Wade was Henry Wade, the district attorney for Dallas County. The suit was filed against him by Linda Coffee (Roe’s lawyer), who was trying to block enforcement of Texas’s abortion law. As the person charged with enforcing the law in Dallas County, Wade was the named as the defendant in the suit.
Wade was the District Attorney of Dallas County, and the guy who was formally responsible for enforcing the law against abortion. It’s fairly common when challenging a law to name as defendant the officer charged with enforcing it. Someone told me a story once about how the Director of Corrections (chief prison officer) of Florida, a Mr. Wainwright (a la Gideon v. Wainwright) could never get a credit card, because when they ran a credit check, they found he’d been involved in 300 lawsuits and decided he must be some kind of litigious nut. Probably apocrypal.

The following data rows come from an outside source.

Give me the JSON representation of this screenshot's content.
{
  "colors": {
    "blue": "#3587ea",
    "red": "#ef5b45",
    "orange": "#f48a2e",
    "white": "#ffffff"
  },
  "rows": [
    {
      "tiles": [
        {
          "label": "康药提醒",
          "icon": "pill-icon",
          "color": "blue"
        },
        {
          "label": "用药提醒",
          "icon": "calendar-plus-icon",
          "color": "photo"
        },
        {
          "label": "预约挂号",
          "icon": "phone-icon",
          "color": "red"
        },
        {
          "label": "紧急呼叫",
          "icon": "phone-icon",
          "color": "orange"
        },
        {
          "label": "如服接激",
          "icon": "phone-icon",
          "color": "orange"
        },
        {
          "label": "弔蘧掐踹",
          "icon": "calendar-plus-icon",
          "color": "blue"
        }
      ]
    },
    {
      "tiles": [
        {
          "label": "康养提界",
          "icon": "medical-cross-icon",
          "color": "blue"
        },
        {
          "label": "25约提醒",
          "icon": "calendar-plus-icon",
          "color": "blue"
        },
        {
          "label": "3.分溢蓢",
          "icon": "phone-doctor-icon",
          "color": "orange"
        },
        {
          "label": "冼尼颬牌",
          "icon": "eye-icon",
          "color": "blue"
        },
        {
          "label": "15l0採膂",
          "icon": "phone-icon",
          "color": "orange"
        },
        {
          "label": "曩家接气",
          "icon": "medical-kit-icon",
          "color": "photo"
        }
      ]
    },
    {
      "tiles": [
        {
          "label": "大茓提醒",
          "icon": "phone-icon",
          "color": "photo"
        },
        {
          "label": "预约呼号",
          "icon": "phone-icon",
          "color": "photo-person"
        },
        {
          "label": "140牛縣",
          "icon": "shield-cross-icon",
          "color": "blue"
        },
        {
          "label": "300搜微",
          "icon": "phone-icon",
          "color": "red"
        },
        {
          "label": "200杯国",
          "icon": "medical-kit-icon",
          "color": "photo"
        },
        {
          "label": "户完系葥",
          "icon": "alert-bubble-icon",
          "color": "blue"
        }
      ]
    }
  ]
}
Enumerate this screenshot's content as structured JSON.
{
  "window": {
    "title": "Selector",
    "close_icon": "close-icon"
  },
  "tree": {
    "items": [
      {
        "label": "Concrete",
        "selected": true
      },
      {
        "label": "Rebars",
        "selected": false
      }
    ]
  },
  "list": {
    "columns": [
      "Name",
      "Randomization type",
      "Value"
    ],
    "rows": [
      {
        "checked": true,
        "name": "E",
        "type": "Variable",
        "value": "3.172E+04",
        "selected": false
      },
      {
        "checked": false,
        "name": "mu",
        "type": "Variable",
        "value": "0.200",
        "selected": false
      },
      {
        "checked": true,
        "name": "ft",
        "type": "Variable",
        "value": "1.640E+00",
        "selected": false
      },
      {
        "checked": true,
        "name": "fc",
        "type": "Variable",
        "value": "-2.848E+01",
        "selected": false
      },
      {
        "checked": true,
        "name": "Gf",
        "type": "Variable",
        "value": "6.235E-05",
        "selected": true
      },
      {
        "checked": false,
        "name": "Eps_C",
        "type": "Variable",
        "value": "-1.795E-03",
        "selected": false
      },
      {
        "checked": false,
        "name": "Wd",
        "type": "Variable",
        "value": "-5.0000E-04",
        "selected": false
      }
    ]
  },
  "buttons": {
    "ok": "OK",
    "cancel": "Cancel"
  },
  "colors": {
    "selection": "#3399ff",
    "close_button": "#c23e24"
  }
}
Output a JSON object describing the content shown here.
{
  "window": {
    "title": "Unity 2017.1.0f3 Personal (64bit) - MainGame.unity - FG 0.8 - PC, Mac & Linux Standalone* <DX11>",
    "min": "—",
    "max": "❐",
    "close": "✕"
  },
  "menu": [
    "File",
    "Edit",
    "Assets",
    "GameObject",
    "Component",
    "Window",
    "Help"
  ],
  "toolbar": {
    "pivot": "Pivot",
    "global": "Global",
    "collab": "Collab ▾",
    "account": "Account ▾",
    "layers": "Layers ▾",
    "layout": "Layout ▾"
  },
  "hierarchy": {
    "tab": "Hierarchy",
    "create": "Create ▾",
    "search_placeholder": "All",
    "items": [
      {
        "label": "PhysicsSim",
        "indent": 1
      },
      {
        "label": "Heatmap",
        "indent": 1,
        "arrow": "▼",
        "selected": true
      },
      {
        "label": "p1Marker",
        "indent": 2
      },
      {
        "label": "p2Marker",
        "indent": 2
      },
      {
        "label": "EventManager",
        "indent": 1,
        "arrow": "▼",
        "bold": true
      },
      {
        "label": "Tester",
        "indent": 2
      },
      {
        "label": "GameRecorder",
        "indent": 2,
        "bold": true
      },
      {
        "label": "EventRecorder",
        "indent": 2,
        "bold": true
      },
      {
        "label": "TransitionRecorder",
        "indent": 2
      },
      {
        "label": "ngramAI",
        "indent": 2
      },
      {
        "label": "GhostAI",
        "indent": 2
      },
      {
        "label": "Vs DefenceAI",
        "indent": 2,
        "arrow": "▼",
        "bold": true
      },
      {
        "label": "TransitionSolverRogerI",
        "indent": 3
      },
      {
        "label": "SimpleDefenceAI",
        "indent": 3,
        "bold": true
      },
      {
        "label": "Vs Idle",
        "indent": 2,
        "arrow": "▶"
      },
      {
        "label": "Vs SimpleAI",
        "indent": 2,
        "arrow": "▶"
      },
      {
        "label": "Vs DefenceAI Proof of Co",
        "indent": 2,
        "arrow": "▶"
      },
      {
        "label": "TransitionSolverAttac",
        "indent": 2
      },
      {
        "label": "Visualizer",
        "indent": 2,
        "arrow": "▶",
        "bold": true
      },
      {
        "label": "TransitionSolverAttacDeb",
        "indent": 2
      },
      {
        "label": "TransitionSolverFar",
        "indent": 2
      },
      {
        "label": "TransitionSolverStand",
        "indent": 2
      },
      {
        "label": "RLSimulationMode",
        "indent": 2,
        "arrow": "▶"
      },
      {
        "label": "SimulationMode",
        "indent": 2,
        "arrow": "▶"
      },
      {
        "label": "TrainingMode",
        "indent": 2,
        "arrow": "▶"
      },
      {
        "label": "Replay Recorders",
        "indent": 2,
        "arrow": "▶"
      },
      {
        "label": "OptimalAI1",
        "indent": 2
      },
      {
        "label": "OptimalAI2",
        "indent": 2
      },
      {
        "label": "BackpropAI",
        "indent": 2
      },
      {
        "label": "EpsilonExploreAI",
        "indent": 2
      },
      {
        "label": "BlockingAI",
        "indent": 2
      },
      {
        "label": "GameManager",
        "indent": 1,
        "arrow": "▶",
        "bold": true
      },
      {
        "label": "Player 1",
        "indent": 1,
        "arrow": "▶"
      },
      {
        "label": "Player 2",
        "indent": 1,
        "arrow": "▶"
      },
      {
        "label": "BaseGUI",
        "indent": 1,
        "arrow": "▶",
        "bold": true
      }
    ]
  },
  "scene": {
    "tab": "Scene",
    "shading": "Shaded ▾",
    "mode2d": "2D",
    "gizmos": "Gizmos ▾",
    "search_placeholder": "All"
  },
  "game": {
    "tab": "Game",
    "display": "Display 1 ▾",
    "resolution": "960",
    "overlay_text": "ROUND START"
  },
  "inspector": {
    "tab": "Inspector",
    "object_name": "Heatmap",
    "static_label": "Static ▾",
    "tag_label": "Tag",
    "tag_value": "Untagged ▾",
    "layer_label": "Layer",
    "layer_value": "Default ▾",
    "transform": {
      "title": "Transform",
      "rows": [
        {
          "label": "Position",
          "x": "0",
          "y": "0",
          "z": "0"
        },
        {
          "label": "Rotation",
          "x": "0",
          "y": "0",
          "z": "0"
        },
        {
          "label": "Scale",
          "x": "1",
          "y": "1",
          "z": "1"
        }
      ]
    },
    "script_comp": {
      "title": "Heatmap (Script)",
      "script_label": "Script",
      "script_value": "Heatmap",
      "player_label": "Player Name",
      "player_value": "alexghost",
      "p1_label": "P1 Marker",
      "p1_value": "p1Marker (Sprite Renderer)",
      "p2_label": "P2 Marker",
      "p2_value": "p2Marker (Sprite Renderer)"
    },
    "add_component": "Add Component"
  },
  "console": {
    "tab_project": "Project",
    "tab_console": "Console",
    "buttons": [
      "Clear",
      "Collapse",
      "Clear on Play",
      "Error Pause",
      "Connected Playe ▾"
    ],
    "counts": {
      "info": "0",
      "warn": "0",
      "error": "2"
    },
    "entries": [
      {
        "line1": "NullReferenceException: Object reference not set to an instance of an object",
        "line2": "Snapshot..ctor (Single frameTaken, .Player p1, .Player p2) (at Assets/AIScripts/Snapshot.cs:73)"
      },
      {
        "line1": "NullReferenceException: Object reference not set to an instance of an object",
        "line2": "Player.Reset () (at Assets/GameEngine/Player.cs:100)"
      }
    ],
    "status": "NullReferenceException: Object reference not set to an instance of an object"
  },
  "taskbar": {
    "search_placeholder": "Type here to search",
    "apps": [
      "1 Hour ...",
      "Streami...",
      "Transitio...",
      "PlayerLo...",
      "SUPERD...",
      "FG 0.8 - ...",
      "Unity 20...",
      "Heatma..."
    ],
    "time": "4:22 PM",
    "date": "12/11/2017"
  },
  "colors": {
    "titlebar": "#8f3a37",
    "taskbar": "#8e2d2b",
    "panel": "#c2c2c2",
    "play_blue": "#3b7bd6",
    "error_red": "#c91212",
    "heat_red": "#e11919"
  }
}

The story mentions that one of the reasons she had time to argue the Roe case was because she didn’t have a full-time legal job; Texas law firms wouldn’t hire girl lawyers.
Later, because of her role in the Texas Democratic party, she was consulted on possible federal judicial appointments from Texas, with one notable example:
Wade was also in the news quite a bit in late November 1963; he was the Dallas DA who would have prosecuted Oswald for killing JFK, since assassination of the President wasn’t against Federal law at the time.
The key point here - homeless person vs fetus - is that under law going back a long long time, (Common law?) a person is a living, breathing person. Therefore, not yet born means - is not yet a person under the law. One tradition says to be alive, the person must draw a breath.
The risk of performing an abortion in the last trimester is that in the process, the fetus may be born alive and take a breath. At that point it does become a murder.
The point is, in the Good Old Days there was not a lot of reliable medicine, very often children were stillborn. Miscarriages happened all the time. If one were to fix a time where a fetus becomes a person in the eyes of the law - how? What criteria? It’s obvious a fetus at 8-1/2 months could survive and draw a breath, but at 6-1/2 it’s “iffy”. At 5-1/2? Unlikely even with intense medical help. And so on.
The simplest point is to stick with the current definition. If the fetus comes out of the womb and draws a breath, it becomes a person. Before that, it is none of the state’s business according to Roe V Wade, although as a live birth becomes possible, the state has a growing interest in forestalling a potential “death of a person” event, much as they hope to forestall your death by making you wear a seatbelt or motorcycle helmet.
It’s a pretty hard case to reconcile legally speaking. Blackmun all but admitted he looked for something he thought reasonable and simply declare that constitutionally protected.
Heller and and McDonald are similar cases of judicial mental gymnastics.